Insect resistance in Rice
Transgenic plants that have the ability to express Bt Cry endotoxins were found to be resistance against those insects that feed by chewing or biting. The simultaneous introduction of three genes expressing insecticidal proteins, Cry IAC, Cry 2A and gna into indica rice to control the pests have been successfully demonstrated (Magbol, et al, 2001). The Cry genes target the leaf folder and stem borer and the gna gene targets the planthoppers. This type of transgenic plant proved more useful and efficient than other binary transgenic plants.
A novel way of producing insect resistant plants which exhibit higher level of resistance against diamond back moths in Broccoli by combining both genetic transformation and conventional methods of breeding were demonstrated (Cao, et al, 2002). They generated independent transgenic Broccoli plants containing Bt Cry IAC and Cry IC genes in Broccoli and were pyramided into a single plant using hybridization techniques. The lines carrying Cry I AC and Cry I C Bt genes were selected by screening with Kanamaycin and Hygomycin and confirmed by PCR analysis.
Chitinolytic enzymes are interesting candidates for plant protein as they are active against many pests and because of their non-toxicity against non target organisms that lack Chitin. Thee enzymes act on the peritrophic membranes of pests feeding plants that express these protein and impair the gut physiology. One such Chitinolytic enzyme called Chitinase proved to be effective in enhancing plant resistance with other known insecticidal proteins and toxins (Jain, et al, 2009).
Problems of the resistance of insect pests to insecticides
Even though there are many advantages to creating the resistance of plants to insects the process that has its own disadvantages also. The use of synthetic toxic insecticides has created a greatest threat to the environment and health in their persistence and negative effects to non target organisms (Ishaaya, et al, 2007). There are problems linked with the resources of air, water and soil pollution, directly. There are also problems that are counter parts of the soil which include loss of crop, wild plant and animal genetic resources, elimination of natural enemies of pests, Pest resurgence and genetic resistance top pesticides, chemical contamination and complete destruction of natural control mechanisms (Conway, et al, 1991).

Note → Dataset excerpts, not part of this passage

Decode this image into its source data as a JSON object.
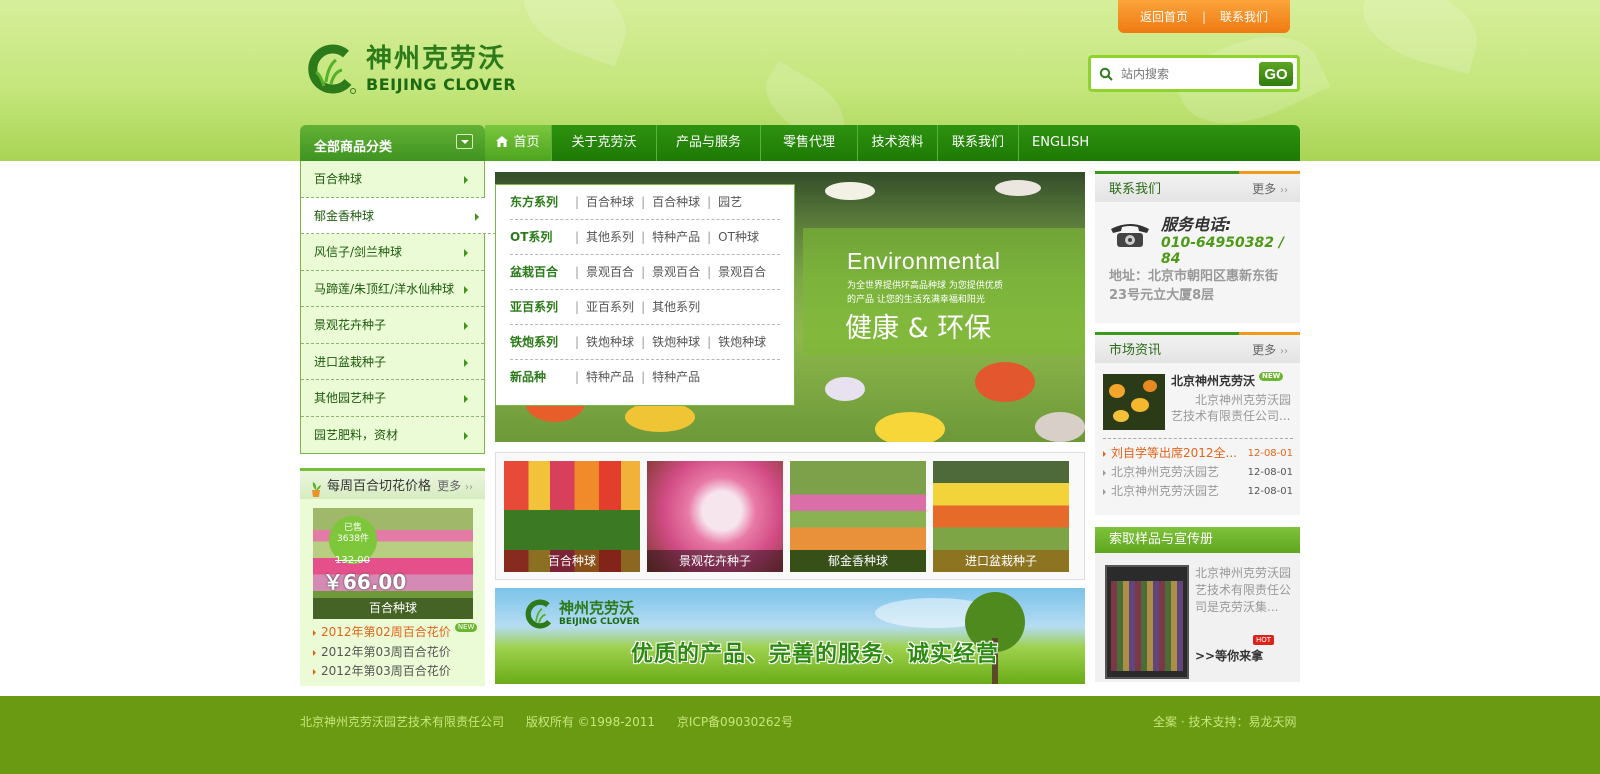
{
  "header": {
    "top_links": [
      "返回首页",
      "联系我们"
    ],
    "top_sep": "|",
    "logo_cn": "神州克劳沃",
    "logo_en": "BEIJING CLOVER",
    "search_placeholder": "站内搜索",
    "search_button": "GO"
  },
  "nav": {
    "category_title": "全部商品分类",
    "items": [
      "首页",
      "关于克劳沃",
      "产品与服务",
      "零售代理",
      "技术资料",
      "联系我们",
      "ENGLISH"
    ],
    "active": "首页"
  },
  "categories": [
    "百合种球",
    "郁金香种球",
    "风信子/剑兰种球",
    "马蹄莲/朱顶红/洋水仙种球",
    "景观花卉种子",
    "进口盆栽种子",
    "其他园艺种子",
    "园艺肥料，资材"
  ],
  "flyout": [
    {
      "key": "东方系列",
      "items": [
        "百合种球",
        "百合种球",
        "园艺"
      ]
    },
    {
      "key": "OT系列",
      "items": [
        "其他系列",
        "特种产品",
        "OT种球"
      ]
    },
    {
      "key": "盆栽百合",
      "items": [
        "景观百合",
        "景观百合",
        "景观百合"
      ]
    },
    {
      "key": "亚百系列",
      "items": [
        "亚百系列",
        "其他系列"
      ]
    },
    {
      "key": "铁炮系列",
      "items": [
        "铁炮种球",
        "铁炮种球",
        "铁炮种球"
      ]
    },
    {
      "key": "新品种",
      "items": [
        "特种产品",
        "特种产品"
      ]
    }
  ],
  "banner": {
    "en": "Environmental",
    "sub_lines": [
      "为全世界提供环高品种球 为您提供优质",
      "的产品 让您的生活充满幸福和阳光"
    ],
    "big": "健康 & 环保"
  },
  "thumbs": [
    "百合种球",
    "景观花卉种子",
    "郁金香种球",
    "进口盆栽种子"
  ],
  "banner2": {
    "logo_cn": "神州克劳沃",
    "logo_en": "BEIJING CLOVER",
    "slogan": "优质的产品、完善的服务、诚实经营"
  },
  "weekly": {
    "title": "每周百合切花价格",
    "more": "更多",
    "badge_top": "已售",
    "badge_count": "3638件",
    "old_price": "132.00",
    "price": "￥66.00",
    "caption": "百合种球",
    "list": [
      "2012年第02周百合花价",
      "2012年第03周百合花价",
      "2012年第03周百合花价"
    ],
    "new_tag": "NEW"
  },
  "contact": {
    "title": "联系我们",
    "more": "更多",
    "service": "服务电话:",
    "phone": "010-64950382 / 84",
    "address": "地址：北京市朝阳区惠新东街23号元立大厦8层"
  },
  "news": {
    "title": "市场资讯",
    "more": "更多",
    "feature_title": "北京神州克劳沃",
    "feature_desc": "北京神州克劳沃园艺技术有限责任公司...",
    "new_tag": "NEW",
    "list": [
      {
        "text": "刘自学等出席2012全...",
        "date": "12-08-01"
      },
      {
        "text": "北京神州克劳沃园艺",
        "date": "12-08-01"
      },
      {
        "text": "北京神州克劳沃园艺",
        "date": "12-08-01"
      }
    ]
  },
  "sample": {
    "title": "索取样品与宣传册",
    "desc": "北京神州克劳沃园艺技术有限责任公司是克劳沃集...",
    "wait": ">>等你来拿",
    "hot": "HOT"
  },
  "footer": {
    "company": "北京神州克劳沃园艺技术有限责任公司",
    "copyright": "版权所有 ©1998-2011",
    "icp": "京ICP备09030262号",
    "tech": "全案 · 技术支持：易龙天网"
  },
  "colors": {
    "brand_green": "#2c7a1a",
    "nav_green": "#1d7a04",
    "accent_orange": "#ef7a12",
    "footer_green": "#6a9a12"
  }
}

One of the important pesticide included problem is the development of resistance by the insect pests. The use of these insect resistance plants has led to the development of cross resistance in insect pests. Thus once the resistance is developed by the pests, they become resistance to all other crops in future. Globally about 504 insects and mites, 150 plant pathogens are known to have developed resistance. Resurgence is yet another problem being faced. They occur in two ways firstly rapid resurgence of pests populations exposed to the pesticide, nextly, minor pests or unimportant pests or target species developing into major pests as a result of decreased competition for food and shelter. Also it has led to social and health problems, such as birth defects, nerve damage, cancer and other effects that might occur over a period of time (Peshin, et al, 2009).
Natural example of plant resistance to insects
Plants also have the ability to fight against the insects by its own. The studies on these have led to the development of insect resistance to plants. Mechanisms of genetic resistance to insects have been divided into three categories, namely,
Antixenosis in which plant colonization by insects is deterred or reduced, primarily by altering the insect's behavior.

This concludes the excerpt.